David Russell said:
I would prefer if you kept my family photo’s off the internet!
You’re a rooster, boy…not a squirrel… “Boy’s as sharp as a bowling ball.” “Boy’s like a dead horse – got no get-up-and-go…” “This is gonna cause more confusion than a mouse in a burlesque show!” “Kid don’t stop talking so much he’ll get his tongue sun burned.” “Did ya see that hawk after those hens? He scared ‘em! That Rhode Island Red turned white, then blue. Rhode Island, red white and blue! That’s a joke, son, a flag-waver! You’re built too low. The fast ones go over your head. Ya got a hole in your glove. I keep pitchin’ ‘em and you keep missin’ 'em! Ya gotta keep your eye on the ball! Eye. Ball. Eyeball! I almost had a gag, son–a joke, that is!” A Rooster! NOT a squirrel. A Rooster.
(http://www.wizardofdraws.com/images/roostercigar.gif)
(http://lancemannion.typepad.com/photos/uncategorized/rooster_04.jpg)
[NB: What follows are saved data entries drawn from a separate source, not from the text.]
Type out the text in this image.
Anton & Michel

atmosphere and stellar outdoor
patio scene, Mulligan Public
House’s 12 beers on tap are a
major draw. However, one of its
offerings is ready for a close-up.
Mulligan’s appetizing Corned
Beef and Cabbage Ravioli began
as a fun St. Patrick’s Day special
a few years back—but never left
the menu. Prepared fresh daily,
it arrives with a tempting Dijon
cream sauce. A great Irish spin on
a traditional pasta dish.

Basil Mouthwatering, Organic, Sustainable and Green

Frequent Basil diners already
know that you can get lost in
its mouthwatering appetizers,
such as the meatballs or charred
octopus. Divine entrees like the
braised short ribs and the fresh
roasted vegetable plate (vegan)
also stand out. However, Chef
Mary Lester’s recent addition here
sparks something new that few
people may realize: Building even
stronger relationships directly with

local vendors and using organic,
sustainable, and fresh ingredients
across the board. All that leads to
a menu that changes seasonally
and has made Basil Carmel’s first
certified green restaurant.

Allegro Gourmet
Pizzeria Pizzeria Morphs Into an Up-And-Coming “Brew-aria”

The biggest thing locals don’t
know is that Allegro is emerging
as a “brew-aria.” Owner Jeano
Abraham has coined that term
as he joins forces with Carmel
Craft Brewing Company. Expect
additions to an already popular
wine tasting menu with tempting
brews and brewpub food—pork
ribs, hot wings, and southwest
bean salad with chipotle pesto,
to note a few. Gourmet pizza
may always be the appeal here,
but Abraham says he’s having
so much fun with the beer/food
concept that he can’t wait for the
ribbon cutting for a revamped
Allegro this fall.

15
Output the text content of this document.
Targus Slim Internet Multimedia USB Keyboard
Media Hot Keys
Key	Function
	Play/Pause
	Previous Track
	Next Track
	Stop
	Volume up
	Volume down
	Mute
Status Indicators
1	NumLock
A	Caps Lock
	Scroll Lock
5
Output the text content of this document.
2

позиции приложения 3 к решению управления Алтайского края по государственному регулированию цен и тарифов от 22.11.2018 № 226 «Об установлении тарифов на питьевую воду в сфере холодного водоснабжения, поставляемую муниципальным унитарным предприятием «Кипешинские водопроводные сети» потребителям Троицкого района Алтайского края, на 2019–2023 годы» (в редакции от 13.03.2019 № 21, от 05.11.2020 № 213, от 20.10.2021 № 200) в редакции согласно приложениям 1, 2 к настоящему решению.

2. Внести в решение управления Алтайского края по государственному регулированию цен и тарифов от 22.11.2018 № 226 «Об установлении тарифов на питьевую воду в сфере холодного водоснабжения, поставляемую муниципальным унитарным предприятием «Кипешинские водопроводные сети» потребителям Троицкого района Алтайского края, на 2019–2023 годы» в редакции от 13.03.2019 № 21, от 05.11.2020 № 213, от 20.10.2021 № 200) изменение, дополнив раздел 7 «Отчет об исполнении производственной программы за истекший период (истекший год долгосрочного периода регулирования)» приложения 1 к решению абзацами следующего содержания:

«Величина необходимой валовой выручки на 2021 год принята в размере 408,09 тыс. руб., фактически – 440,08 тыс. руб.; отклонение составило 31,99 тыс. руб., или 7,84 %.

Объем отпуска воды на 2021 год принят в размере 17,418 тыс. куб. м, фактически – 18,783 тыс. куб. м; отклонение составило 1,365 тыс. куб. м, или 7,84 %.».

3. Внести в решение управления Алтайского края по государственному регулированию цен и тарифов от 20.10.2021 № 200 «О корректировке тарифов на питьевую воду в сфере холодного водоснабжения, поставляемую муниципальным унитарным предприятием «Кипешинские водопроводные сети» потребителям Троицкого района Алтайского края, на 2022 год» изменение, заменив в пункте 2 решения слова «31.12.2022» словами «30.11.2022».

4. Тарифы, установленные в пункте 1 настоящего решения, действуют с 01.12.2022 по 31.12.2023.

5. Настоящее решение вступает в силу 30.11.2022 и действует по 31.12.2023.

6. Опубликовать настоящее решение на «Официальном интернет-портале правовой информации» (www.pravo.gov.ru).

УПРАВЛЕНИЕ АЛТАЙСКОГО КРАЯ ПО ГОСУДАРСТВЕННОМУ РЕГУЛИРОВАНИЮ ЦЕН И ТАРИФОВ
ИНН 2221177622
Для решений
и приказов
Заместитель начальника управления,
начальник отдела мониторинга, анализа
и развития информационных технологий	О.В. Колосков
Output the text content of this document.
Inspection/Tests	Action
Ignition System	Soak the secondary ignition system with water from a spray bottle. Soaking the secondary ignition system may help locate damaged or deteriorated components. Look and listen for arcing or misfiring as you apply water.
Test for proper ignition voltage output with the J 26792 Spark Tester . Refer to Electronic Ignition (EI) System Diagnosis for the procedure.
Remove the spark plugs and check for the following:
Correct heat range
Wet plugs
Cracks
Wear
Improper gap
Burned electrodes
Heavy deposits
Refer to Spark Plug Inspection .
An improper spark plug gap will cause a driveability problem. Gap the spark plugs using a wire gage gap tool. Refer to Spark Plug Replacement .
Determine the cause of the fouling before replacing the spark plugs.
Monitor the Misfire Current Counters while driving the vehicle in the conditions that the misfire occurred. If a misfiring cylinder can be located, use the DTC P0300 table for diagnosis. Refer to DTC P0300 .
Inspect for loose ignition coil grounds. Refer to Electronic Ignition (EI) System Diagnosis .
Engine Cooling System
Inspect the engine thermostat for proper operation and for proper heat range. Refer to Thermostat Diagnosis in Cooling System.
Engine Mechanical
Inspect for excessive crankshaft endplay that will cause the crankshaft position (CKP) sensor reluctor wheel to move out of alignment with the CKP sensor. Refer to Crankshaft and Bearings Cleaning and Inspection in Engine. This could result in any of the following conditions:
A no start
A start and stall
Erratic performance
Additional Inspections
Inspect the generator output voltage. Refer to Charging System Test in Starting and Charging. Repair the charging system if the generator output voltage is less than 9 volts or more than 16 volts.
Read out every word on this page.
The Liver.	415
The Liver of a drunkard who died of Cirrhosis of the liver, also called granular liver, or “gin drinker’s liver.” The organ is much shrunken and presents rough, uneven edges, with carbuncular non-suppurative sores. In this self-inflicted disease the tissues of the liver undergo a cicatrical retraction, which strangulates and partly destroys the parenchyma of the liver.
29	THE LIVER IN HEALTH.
“You’ve gotta be a magician to keep a kid’s attention 'more than two minutes nowadays.” “That boy’s so dumb, he thinks a Mexican border pays rent!” “Okay, I’ll shut up. Some fellas have to keep their tongues flappin’ but not me. I was brought up right. My pa used to tell me to shut up and I’d shut up. I wouldn’t say nothin’. One time darn near starved to death. WOULDN’T TELL HIM I WAS HUNGRY!!”